HM Prison & Probation Service launched an electronic tagging programme to improve efficiency and increase the usefulness of tagging for police and probation services, but after significant setbacks and delays the failure has cost taxpayers dear.
Tagging allows the police, courts, probation and immigration services to monitor offenders’ locations and compliance with court orders, and act if offenders breach their requirements.
There are three main types of tags: radio frequency tags which monitor whether offenders have remained at home during their curfew period; combined radio frequency and global positioning system (GPS) tags which track offenders’ locations and movements; and alcohol monitoring tags which monitor alcohol concentrations in offenders’ sweat.
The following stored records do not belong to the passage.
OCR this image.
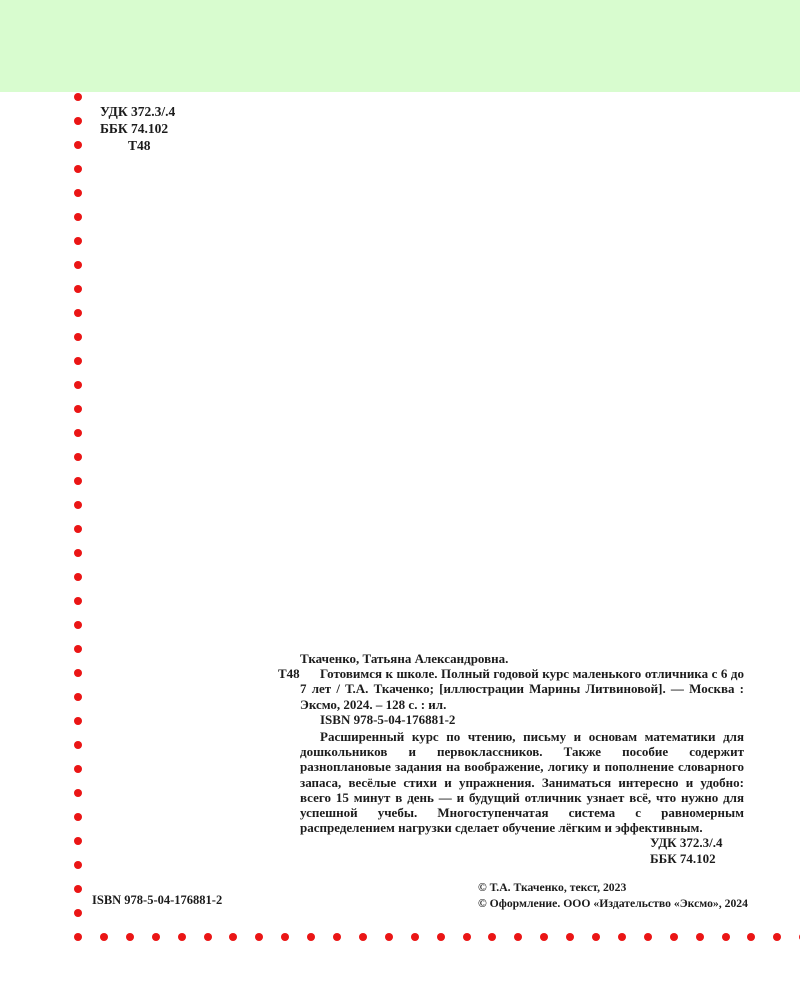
УДК 372.3/.4
ББК 74.102
Т48

Ткаченко, Татьяна Александровна.

Т48	Готовимся к школе. Полный годовой курс маленького отличника с 6 до 7 лет / Т.А. Ткаченко; [иллюстрации Марины Литвиновой]. — Москва : Эксмо, 2024. – 128 с. : ил.

ISBN 978-5-04-176881-2

Расширенный курс по чтению, письму и основам математики для дошкольников и первоклассников. Также пособие содержит разноплановые задания на воображение, логику и пополнение словарного запаса, весёлые стихи и упражнения. Заниматься интересно и удобно: всего 15 минут в день — и будущий отличник узнает всё, что нужно для успешной учебы. Многоступенчатая система с равномерным распределением нагрузки сделает обучение лёгким и эффективным.

УДК 372.3/.4
ББК 74.102
ISBN 978-5-04-176881-2
© Т.А. Ткаченко, текст, 2023
© Оформление. ООО «Издательство «Эксмо», 2024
HMPPS, an executive agency of the Ministry, is responsible for tagging. It delivers the service through four suppliers, including Capita which runs the live service and G4S which supplies tags. As at March 2022, around 15,300 people were tagged.
Its high-risk and over-complicated delivery model, poor oversight of suppliers, overambitious timetable and light-touch scrutiny from the Ministry of Justice all contributed to its failure to introduce a new case management system, which underpinned the intended benefits and transformation.
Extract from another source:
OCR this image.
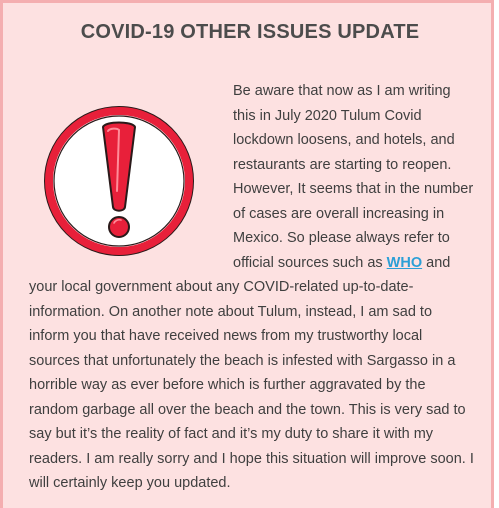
COVID-19 OTHER ISSUES UPDATE

Be aware that now as I am writing this in July 2020 Tulum Covid lockdown loosens, and hotels, and restaurants are starting to reopen. However, It seems that in the number of cases are overall increasing in Mexico. So please always refer to official sources such as WHO and your local government about any COVID-related up-to-date-information. On another note about Tulum, instead, I am sad to inform you that have received news from my trustworthy local sources that unfortunately the beach is infested with Sargasso in a horrible way as ever before which is further aggravated by the random garbage all over the beach and the town. This is very sad to say but it’s the reality of fact and it’s my duty to share it with my readers. I am really sorry and I hope this situation will improve soon. I will certainly keep you updated.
These avoidable mistakes wasted £98 million of taxpayers’ money and left the tagging service reliant on legacy systems that needed urgent remedial action, costing a further £9.8 million.
In 2006, the Public Accounts Committee found that there was insufficient evidence available to determine whether tagging helped to reduce re-offending or promote rehabilitation.
Despite this, HMPPS expects to monitor an additional 10,000 offenders over the next few years, bringing the number of people who are tagged to around 25,000 offenders and those on bail restrictions.
It is delivering projects to expand the service to new types of offenders while undertaking a major re-procurement of contracts to deliver the service, with the new contracts expected to be in place by January 2024. It expects to spend £1.2 billion from 2021–22 to 2030–31, including £55 million for the re-procurement, £232 million for expansion projects and £808 million for the live service.